Elections bring happy days for Minnesota Democrats
ST. PAUL -- Forgive Minnesota Democrats if they wear broad smiles today.
Democratic-Farmer-Laborites won all the big prizes in Tuesday's election. Witness:
-- Both houses of the Legislature will be in DFL control for the first time in two-and-a-half decades.
-- Democratic President Barack Obama carried Minnesota, like he did the country.
-- Two Republican-pushed constitutional amendment proposals lost.
-- The Minnesota congressional delegation will be in Democratic control, thanks to Rick Nolan's return to Congress in northeastern Minnesota.
-- U.S. Sen. Amy Klobuchar won re-election with what could be the largest margin of victory a woman has ever had in a Senate race.
To say Tuesday was a good day for Democrats may be an understatement. Even many of the most partisan members of the party did not predict such an overwhelming showing.
The biggest impact on Minnesotans may be the DFL's take-over of the state Legislature.
Unofficial returns show Democrats will have at least 73 members in the House, which convenes at noon Jan. 8. Republicans now have 72.
In the Senate, Democrats won 39 of the 67 seats. That compares with the 37 seats Republicans had this year.
Before Tuesday there had been talk about Democrats winning back the Senate, but few thought both chambers would flip.
The 2012 election counters what Minnesota voters did two years ago when they put Republicans in charge. It was the first time in 38 years the GOP ran the Senate.
A pair of Republican-backed amendments may have helped hand the Legislature to Democrats.
"I really do think that the amendments seemed to have turned out the DFL base more and I also think at the end of the day, independent voters seemed to break against the amendments," House DFL leader Paul Thissen, DFL-Minneapolis, said.
Sen. Dave Thompson, R-Lakeville, did not blame Republican fiscal problems for the loss, but added: "It doesn't help."
The state GOP has struggled to get out of debt and Democrats far outraised Republican legislative committees.
The new Legislature means Democratic Gov. Mark Dayton will have friendlier faces in control. He wants to raise taxes on the rich to help balance the budget, one of the biggest fights he had with Republicans.
One of the issues already being discussed with a new DFL Legislature is whether it will try to legalize gay marriage, one of Dayton's wishes.
One of two amendments that voters took down on Tuesday would have enshrined the definition of marriage as between a man and a woman in the state constitution. With almost all votes counted, it failed 51 percent to 48 percent (1,506,648 to 1,399,406).
However, the definition of marriage remains in state law, which the Legislature and governor could eliminate. Overturning the law is not a sure thing because some moderate suburban and rural Democrats favor the law.
The other proposed amendment on the ballot would have required voters to show photo IDs, a Republican attempt to curb voter fraud. It failed 52 percent to 46 percent (1,534,569 to 1,361,107).
Republicans backing Mitt Romney for president said in the days before the election that the race was close in Minnesota. But like in the country, it was not as close as expected as Obama won the state 53 percent to 45 percent.
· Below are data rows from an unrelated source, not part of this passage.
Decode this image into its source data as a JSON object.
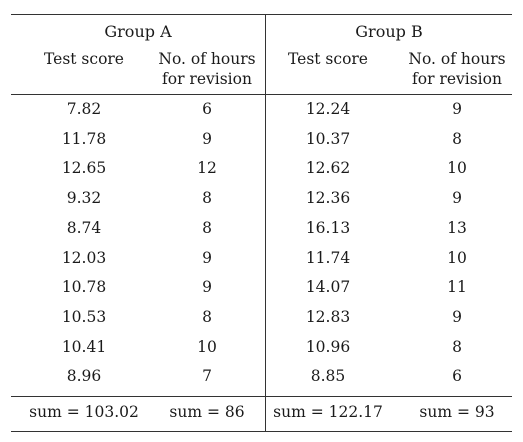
{
  "groups": [
    {
      "title": "Group A",
      "columns": [
        "Test score",
        "No. of hours for revision"
      ],
      "column_lines": [
        [
          "Test score"
        ],
        [
          "No. of hours",
          "for revision"
        ]
      ],
      "rows": [
        [
          "7.82",
          "6"
        ],
        [
          "11.78",
          "9"
        ],
        [
          "12.65",
          "12"
        ],
        [
          "9.32",
          "8"
        ],
        [
          "8.74",
          "8"
        ],
        [
          "12.03",
          "9"
        ],
        [
          "10.78",
          "9"
        ],
        [
          "10.53",
          "8"
        ],
        [
          "10.41",
          "10"
        ],
        [
          "8.96",
          "7"
        ]
      ],
      "sums": [
        "sum = 103.02",
        "sum = 86"
      ]
    },
    {
      "title": "Group B",
      "columns": [
        "Test score",
        "No. of hours for revision"
      ],
      "column_lines": [
        [
          "Test score"
        ],
        [
          "No. of hours",
          "for revision"
        ]
      ],
      "rows": [
        [
          "12.24",
          "9"
        ],
        [
          "10.37",
          "8"
        ],
        [
          "12.62",
          "10"
        ],
        [
          "12.36",
          "9"
        ],
        [
          "16.13",
          "13"
        ],
        [
          "11.74",
          "10"
        ],
        [
          "14.07",
          "11"
        ],
        [
          "12.83",
          "9"
        ],
        [
          "10.96",
          "8"
        ],
        [
          "8.85",
          "6"
        ]
      ],
      "sums": [
        "sum = 122.17",
        "sum = 93"
      ]
    }
  ]
}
Obama will have a Democratic-controlled Minnesota congressional delegation after two years with it evenly split between parties.
U.S. Rep. Chip Cravaack conceded to Rick Nolan early today in the U.S. House district taking in the northeastern quarter of Minnesota.
Nolan, who served in Congress 30 years ago, tallied 192,018 votes (54 percent) to 160,182 (45 percent) for Cravaack.
The last congressional race to be called left Tea Party icon Rep. Michele Bachmann in office. The Republican edged first-time candidate Democrat Jim Graves 180,131 votes (50.45 percent) to 179,924 (49.27 percent).
Other U.S. House incumbents won by decent margins: Democrat Tim Walz in southern Minnesota, Republican John Kline south of the Twin Cities, Republican Erik Paulsen in the western Twin Cities, Democrat Betty McCollum in the eastern Twin Cities, Democrat Keith Ellison in the Minneapolis area and Democrat Collin Peterson in western Minnesota.
Klobuchar had no trouble beating under-funded Republican Kurt Bills, who planned to be back teaching his Rosemount High School economics class this morning. Klobuchar won a second term with 1,851,223 votes (65 percent) to 867,947 votes (31 percent).
Freelance writers Martin Owings and Andrew Tellijohn contributed to this story.